This morning when you woke up you looked like one of the Wii Bowling people. I think it was the eyebrows combined with the sambuca
i just threw up in a potted plant at home depot
I probably shouldn't have slept with him. I feel like that may have given him the wrong idea.
Woke up this morning with a note saying "great sex, see you never". Why can't I meet more women like her?
Man the liquor store just wrong numbered me, its a sign even god wants me to drink
WHERE ARE MY FUCKING EYEBROWS?!
A Bum and I jusst hugged. its not even 8 pm.
How do I discreetly dispose of sex toy packaging that is recyclable?

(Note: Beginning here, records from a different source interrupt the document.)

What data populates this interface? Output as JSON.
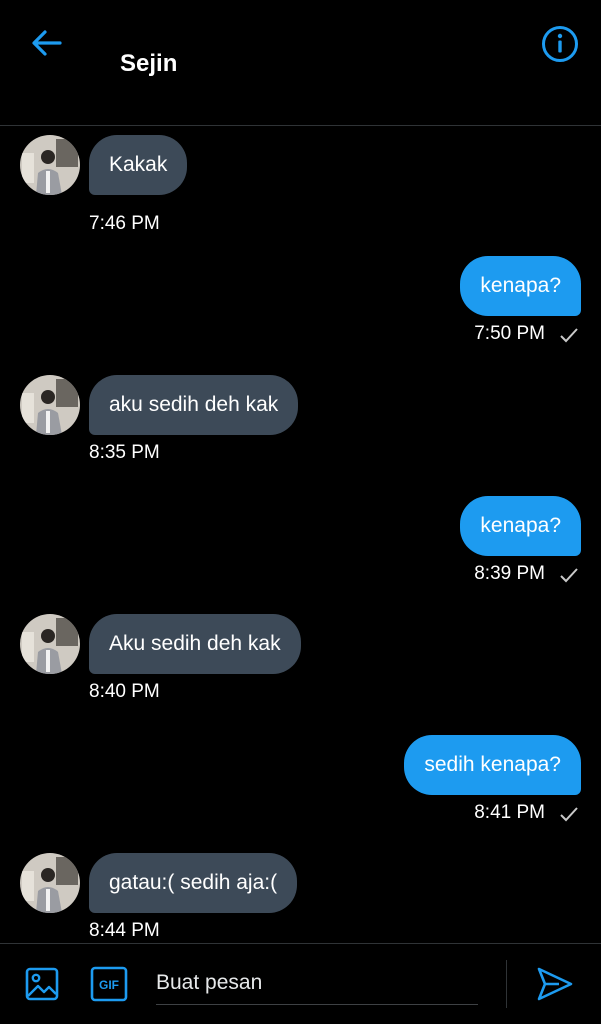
{
  "header": {
    "title": "Sejin",
    "back_icon": "arrow-left-icon",
    "info_icon": "info-icon"
  },
  "colors": {
    "background": "#000000",
    "accent": "#1d9bf0",
    "incoming_bubble": "#3d4a58"
  },
  "messages": [
    {
      "direction": "incoming",
      "text": "Kakak",
      "time": "7:46 PM"
    },
    {
      "direction": "outgoing",
      "text": "kenapa?",
      "time": "7:50 PM"
    },
    {
      "direction": "incoming",
      "text": "aku sedih deh kak",
      "time": "8:35 PM"
    },
    {
      "direction": "outgoing",
      "text": "kenapa?",
      "time": "8:39 PM"
    },
    {
      "direction": "incoming",
      "text": "Aku sedih deh kak",
      "time": "8:40 PM"
    },
    {
      "direction": "outgoing",
      "text": "sedih kenapa?",
      "time": "8:41 PM"
    },
    {
      "direction": "incoming",
      "text": "gatau:( sedih aja:(",
      "time": "8:44 PM"
    }
  ],
  "composer": {
    "placeholder": "Buat pesan",
    "value": "",
    "image_icon": "image-icon",
    "gif_label": "GIF",
    "send_icon": "send-icon"
  }
}
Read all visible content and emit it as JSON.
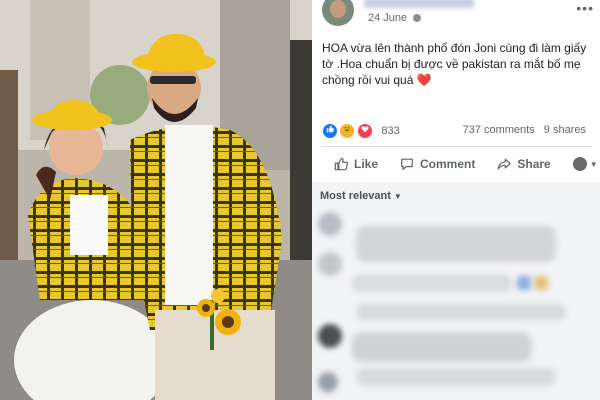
{
  "post": {
    "date": "24 June",
    "text": "HOA vừa lên thành phố đón Joni cùng đi làm giấy tờ .Hoa chuẩn bị được về pakistan ra mắt bố mẹ chồng rồi vui quá",
    "heart_emoji": "❤️",
    "reaction_count": "833",
    "comments_count": "737 comments",
    "shares_count": "9 shares",
    "more_glyph": "•••"
  },
  "actions": {
    "like_label": "Like",
    "comment_label": "Comment",
    "share_label": "Share"
  },
  "comments": {
    "sort_label": "Most relevant",
    "sort_caret": "▼"
  },
  "icons": {
    "globe": "globe-icon",
    "like": "thumbs-up-icon",
    "comment": "speech-bubble-icon",
    "share": "share-arrow-icon"
  },
  "colors": {
    "facebook_blue": "#1877f2",
    "love_red": "#f33e58",
    "haha_yellow": "#f7b125",
    "action_gray": "#606770",
    "comment_bg": "#f2f3f5"
  }
}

What to do...what to do?
im actually so stoned and hungover i feel like a bag of jello stuffed into a human shape
We called dibs on each other's genitals. That bond is unbreakable.
His grandma held his dogs so they wouldn't follow me out the door. It was like a whole new level added to my walk of shame.
Last time I was your wingman I had to deal with a girl whose only interest in my body was to clip my toenails. I'm not interested.
There needs to be a greeting card for "I miss having sex and smoking weed with you."
My new plan is to whip out my titties when they arrive. Maybe they won’t notice that I broke the couch fucking my boss...
Your sister just admitted to being a " much bigger bitch" than you. So you've got that going for you, which is nice.